And now, the Royals — a team that had won four series in a row and 10 of 13 games before they were swept by the White Sox before the All-Star break — sit with a 39-52 record that puts them only 1 1/2 games ahead of last-place Cleveland in the American League Central.
For what it's worth, it appears the players — who held a meeting of their own following the game — understood Yost's message.
"It was needed," said outfielder Mitch Maier. "Six games is too many and it's got to stop now."
Catcher Jason Kendall was also critical of the Royals performance on Sunday.
"We played terrible, top-to-bottom," Kendall said.
For the first 8 1/2 innings, that was absolutely the case. And while everybody is being honest, it's worth noting that Royals starter Brian Bannister — who allowed five runs on six hits and tied a career-high with six walks in 6 1/3 innings — was quick to shoulder the blame for the loss.
"I threw too many pitches where, instead of throwing them in the strike zone, I tried to trick (Oakland's hitters) and get them to chase," said Bannister, who left the game in the seventh inning with the Royals trailing 4-1. "It wasn't the right approach, and it was obvious."
Bannister allowed his 19th and 20th home runs of the season, which is easily the highest among all Royals pitchers (the next closest is Zack Greinke with 13).
For all of Bannister's troubles though, the defense — which committed two errors — and lineup were just as much at fault. After Billy Butler gave the Royals a 1-0 lead with an RBI single in the first inning, the bats went silent as Oakland starter Vin Mazzaro (5-2) held the Royals scoreless on five hits until he departed in the eighth with a 6-1 lead.
The A's added what turned out to be three very important runs in the ninth off Victor Marte, as the Royals rallied to score five runs of their own off Oakland relievers Brad Ziegler, Cedrick Bowers and Jerry Blevins.
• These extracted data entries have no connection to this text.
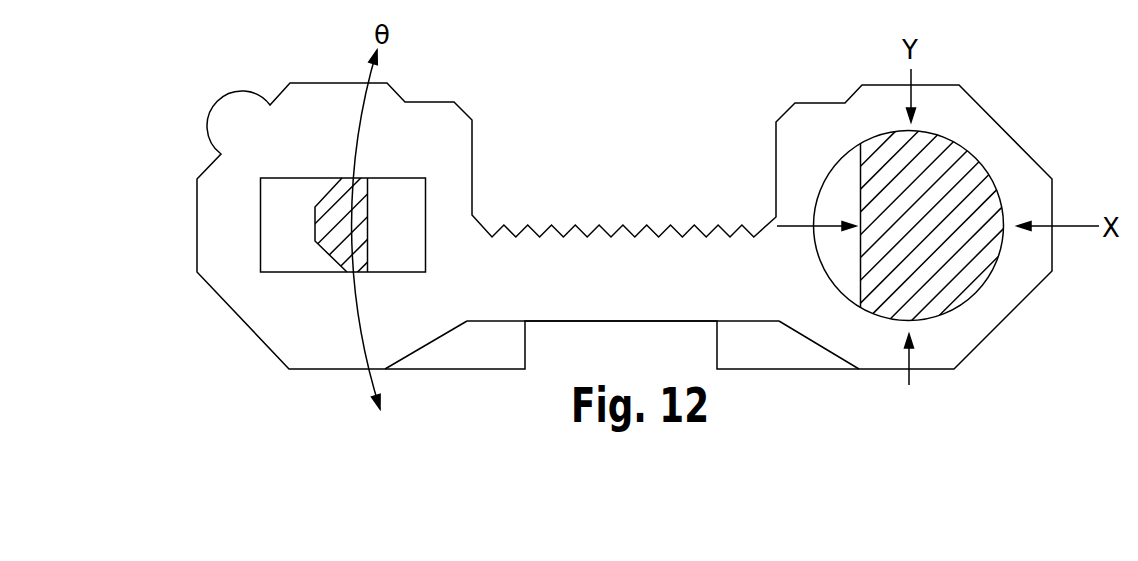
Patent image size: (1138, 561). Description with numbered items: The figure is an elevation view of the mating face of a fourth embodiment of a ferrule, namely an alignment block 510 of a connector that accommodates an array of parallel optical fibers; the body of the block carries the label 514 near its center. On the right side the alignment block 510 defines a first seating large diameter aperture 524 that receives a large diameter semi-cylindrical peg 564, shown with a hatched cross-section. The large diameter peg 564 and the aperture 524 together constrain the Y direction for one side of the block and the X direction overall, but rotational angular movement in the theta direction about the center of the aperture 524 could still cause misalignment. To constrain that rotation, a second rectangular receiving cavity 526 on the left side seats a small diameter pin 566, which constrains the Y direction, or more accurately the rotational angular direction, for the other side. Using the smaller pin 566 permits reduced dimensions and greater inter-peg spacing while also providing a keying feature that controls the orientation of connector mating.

The alignment block 510 is at (176, 73).
The base member 514 is at (637, 292).
The first seating large diameter aperture 524 is at (846, 264).
The second rectangular receiving cavity 526 is at (397, 260).
The large diameter semi-cylindrical peg 564 is at (991, 204).
The small diameter pin 566 is at (324, 222).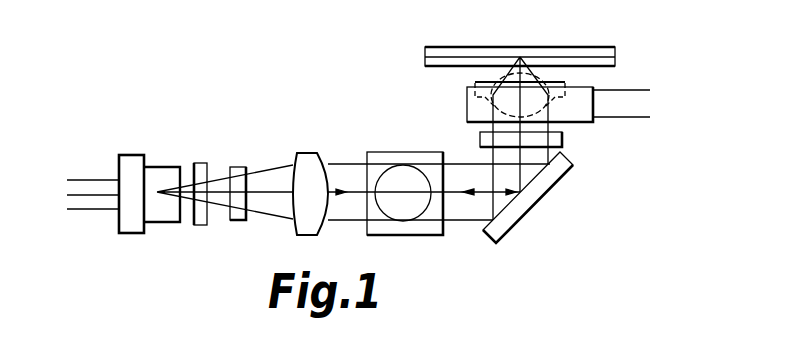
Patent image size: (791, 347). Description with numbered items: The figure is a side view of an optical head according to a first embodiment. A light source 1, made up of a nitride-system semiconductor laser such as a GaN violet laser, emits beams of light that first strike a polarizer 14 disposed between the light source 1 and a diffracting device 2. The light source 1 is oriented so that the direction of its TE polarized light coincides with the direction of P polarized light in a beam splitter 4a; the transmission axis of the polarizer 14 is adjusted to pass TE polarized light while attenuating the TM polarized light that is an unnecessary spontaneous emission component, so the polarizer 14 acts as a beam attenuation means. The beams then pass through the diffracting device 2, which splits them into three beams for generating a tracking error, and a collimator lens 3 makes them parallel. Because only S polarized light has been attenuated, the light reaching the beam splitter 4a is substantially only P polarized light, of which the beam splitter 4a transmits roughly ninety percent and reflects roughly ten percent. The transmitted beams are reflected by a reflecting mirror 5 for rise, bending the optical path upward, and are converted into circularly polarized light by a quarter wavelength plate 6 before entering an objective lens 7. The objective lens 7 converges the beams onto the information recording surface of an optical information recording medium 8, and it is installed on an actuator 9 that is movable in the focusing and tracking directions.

That's when Oakland closer Andrew Bailey came in and dashed the Royals hopes. Bailey, who entered with a runner on first and two outs, retired Billy Butler on a pop fly to pick up his 20th save.
If you feel like being positive, the five-run inning was a bright spot. But Yost didn't feel that way.
"Because we were flat the first eight innings, that last inning was nice but it doesn't mean anything," Yost said.
The Royals will get a chance to forget Sunday's fiasco when they begin a three-game series at home tonight against Toronto.
With Cleveland riding a four-game winning streak, last place in the Central may only be a few days away if things don't improve.
"If we continue playing like that," said veteran Willie Bloomquist, "it's going to get ugly."